Ziva buried her head in her hands and forced herself to calm down. Her heart was racing...she was starting to have an anxiety attack She breathed deeply for several minutes, concentrated on finding an inner balance.
There was no way she could return to the stage the next morning and pretend to be this Cote character pretending to be her. She had a photographic memory and she was a good actress - a Mossad agent had to be - but....she couldn't do it. She'd lose control of herself and start kicking butt, as Tony would say.
Tony....she had to talk to Tony....who thought he was Mike.
Ziva reached for the phone again, then stopped.
There was one thing she had to do, before she did anything else.
Ziva looked in Cote de Pablo's purse... lots of credit cards in the wallet.
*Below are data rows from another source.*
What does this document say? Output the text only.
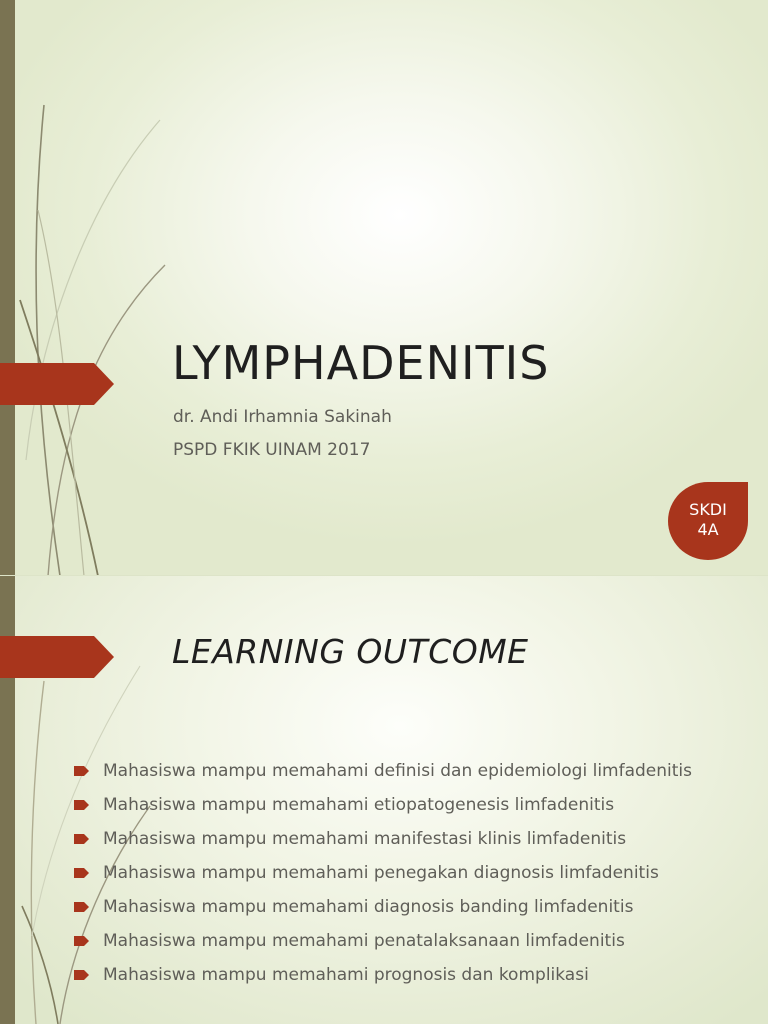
LYMPHADENITIS
dr. Andi Irhamnia Sakinah
PSPD FKIK UINAM 2017
SKDI
4A
LEARNING OUTCOME
Mahasiswa mampu memahami definisi dan epidemiologi limfadenitis
Mahasiswa mampu memahami etiopatogenesis limfadenitis
Mahasiswa mampu memahami manifestasi klinis limfadenitis
Mahasiswa mampu memahami penegakan diagnosis limfadenitis
Mahasiswa mampu memahami diagnosis banding limfadenitis
Mahasiswa mampu memahami penatalaksanaan limfadenitis
Mahasiswa mampu memahami prognosis dan komplikasi
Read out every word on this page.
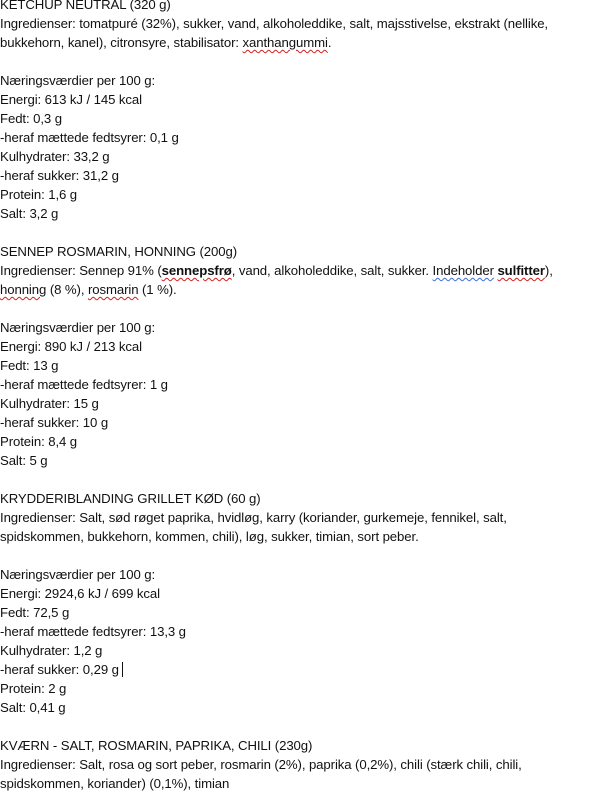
KETCHUP NEUTRAL (320 g)

Ingredienser: tomatpuré (32%), sukker, vand, alkoholeddike, salt, majsstivelse, ekstrakt (nellike,

bukkehorn, kanel), citronsyre, stabilisator: xanthangummi.

Næringsværdier per 100 g:

Energi: 613 kJ / 145 kcal

Fedt: 0,3 g

-heraf mættede fedtsyrer: 0,1 g

Kulhydrater: 33,2 g

-heraf sukker: 31,2 g

Protein: 1,6 g

Salt: 3,2 g

SENNEP ROSMARIN, HONNING (200g)

Ingredienser: Sennep 91% (sennepsfrø, vand, alkoholeddike, salt, sukker. Indeholder sulfitter),

honning (8 %), rosmarin (1 %).

Næringsværdier per 100 g:

Energi: 890 kJ / 213 kcal

Fedt: 13 g

-heraf mættede fedtsyrer: 1 g

Kulhydrater: 15 g

-heraf sukker: 10 g

Protein: 8,4 g

Salt: 5 g

KRYDDERIBLANDING GRILLET KØD (60 g)

Ingredienser: Salt, sød røget paprika, hvidløg, karry (koriander, gurkemeje, fennikel, salt,

spidskommen, bukkehorn, kommen, chili), løg, sukker, timian, sort peber.

Næringsværdier per 100 g:

Energi: 2924,6 kJ / 699 kcal

Fedt: 72,5 g

-heraf mættede fedtsyrer: 13,3 g

Kulhydrater: 1,2 g

-heraf sukker: 0,29 g

Protein: 2 g

Salt: 0,41 g

KVÆRN - SALT, ROSMARIN, PAPRIKA, CHILI (230g)

Ingredienser: Salt, rosa og sort peber, rosmarin (2%), paprika (0,2%), chili (stærk chili, chili,

spidskommen, koriander) (0,1%), timian
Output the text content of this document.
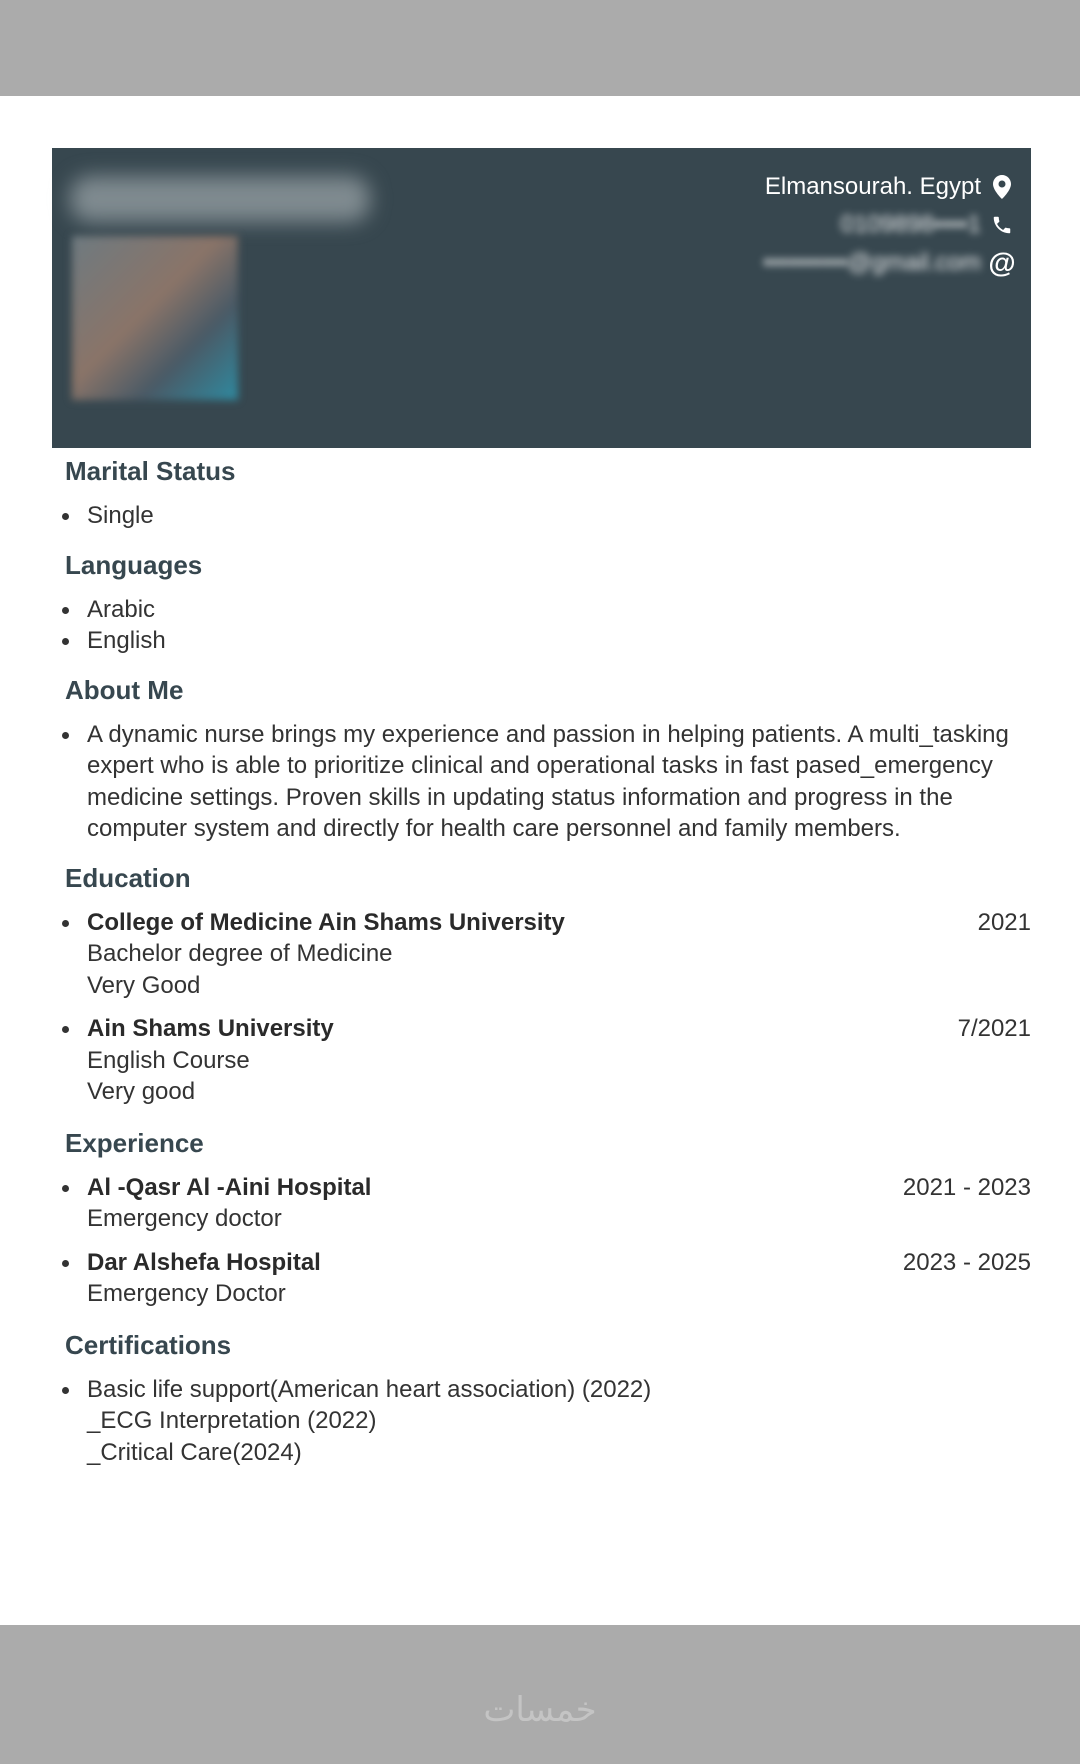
خمسات
Elmansourah. Egypt
0109898••••1
••••••••••@gmail.com @
Marital Status
Single
Languages
Arabic
English
About Me
A dynamic nurse brings my experience and passion in helping patients. A multi_tasking expert who is able to prioritize clinical and operational tasks in fast pased_emergency medicine settings. Proven skills in updating status information and progress in the computer system and directly for health care personnel and family members.
Education
College of Medicine Ain Shams University	2021
Bachelor degree of Medicine
Very Good
Ain Shams University	7/2021
English Course
Very good
Experience
Al -Qasr Al -Aini Hospital	2021 - 2023
Emergency doctor
Dar Alshefa Hospital	2023 - 2025
Emergency Doctor
Certifications
Basic life support(American heart association) (2022)
_ECG Interpretation (2022)
_Critical Care(2024)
She went out on a shopping expedition, and returned a couple of hours later returned with a gun and a throwing knife, and the appropriate holsters for each.
Then, taking a deep breath, she called Michael Weatherly's number, which she had found in the address book by the phone.
"Mike....Cote. Would you mind...coming back here tonight?"
"Sure, Cote. Something wrong?"
"I'm not sure. I... need to ask your advice about something...face to face."
"I'm on my way."
Ziva replaced the receiver very slowly. She sat down and methodically loaded her new pistol with bullets, then slipped it into the holster which she wore at her back. The knife went into a sheath near her boot.
Then, she sat back calmly – in a rather comfortable chair, to wait.